スタート地点についた。だけど、、なんてことだ!意外にも人がたくさん。どうしよう。不安でお腹が痛くなりそうだよ、あはは。

「あの、あなた鈴木さんよね?」

へ?誰?声のした方を向くと、知らない女の子。急に話しかけられちゃったよ。

「はい…。そうですが、なにか?」

なんだろう。この人、すごい目つきが怖い。

「あなたは英樹さまのなんなんですか?」

「へ?!なんなんですか、と聞かれましても…!」

ただの幼馴染としか言いようがない。

「幼馴染ですけど…。」

「へー。」

と、興味のなさそうな返事。
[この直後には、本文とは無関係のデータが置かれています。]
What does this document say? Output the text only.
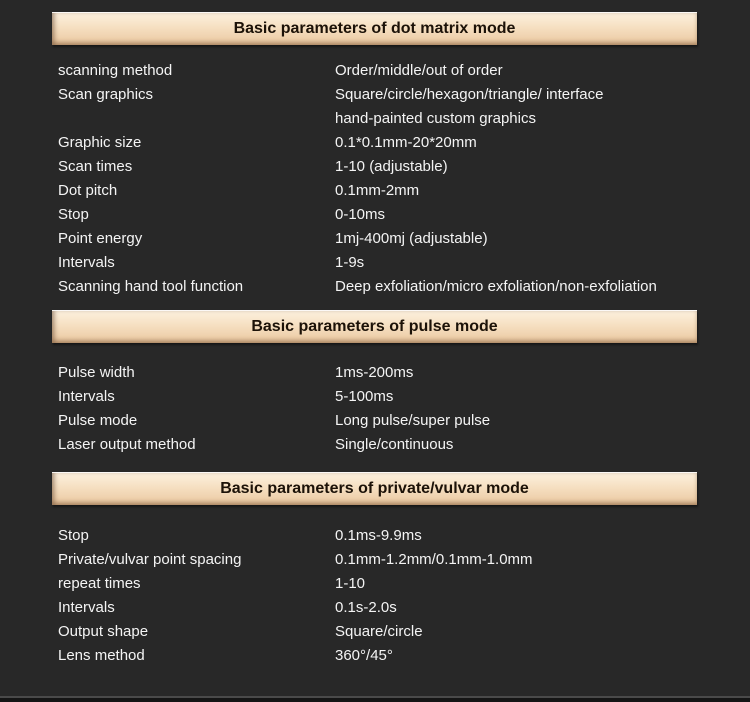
Basic parameters of dot matrix mode
scanning method	Order/middle/out of order
Scan graphics	Square/circle/hexagon/triangle/ interface
hand-painted custom graphics
Graphic size	0.1*0.1mm-20*20mm
Scan times	1-10 (adjustable)
Dot pitch	0.1mm-2mm
Stop	0-10ms
Point energy	1mj-400mj (adjustable)
Intervals	1-9s
Scanning hand tool function	Deep exfoliation/micro exfoliation/non-exfoliation
Basic parameters of pulse mode
Pulse width	1ms-200ms
Intervals	5-100ms
Pulse mode	Long pulse/super pulse
Laser output method	Single/continuous
Basic parameters of private/vulvar mode
Stop	0.1ms-9.9ms
Private/vulvar point spacing	0.1mm-1.2mm/0.1mm-1.0mm
repeat times	1-10
Intervals	0.1s-2.0s
Output shape	Square/circle
Lens method	360°/45°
自分から質問してきておいて、なんなのこの人。

「あなた、いつも英樹さまと一緒にいるみたいだけど、調子にのらないでよね。英樹様は皆のものなんだから。」

「はい?!」

なんなの、こと人。マッツンはマッツンのものでしょ…!しかも調子になんかのってないし。私がいつ調子にのったんだ?!
理解不能過ぎてお腹の痛みが消えたよ。
あざまーす!


「では選手の皆さん、順番に並んで下さい。」

と先生の声。フンッと怒ったようにさっきの女の子は行ってしまった。なんだったんだよ。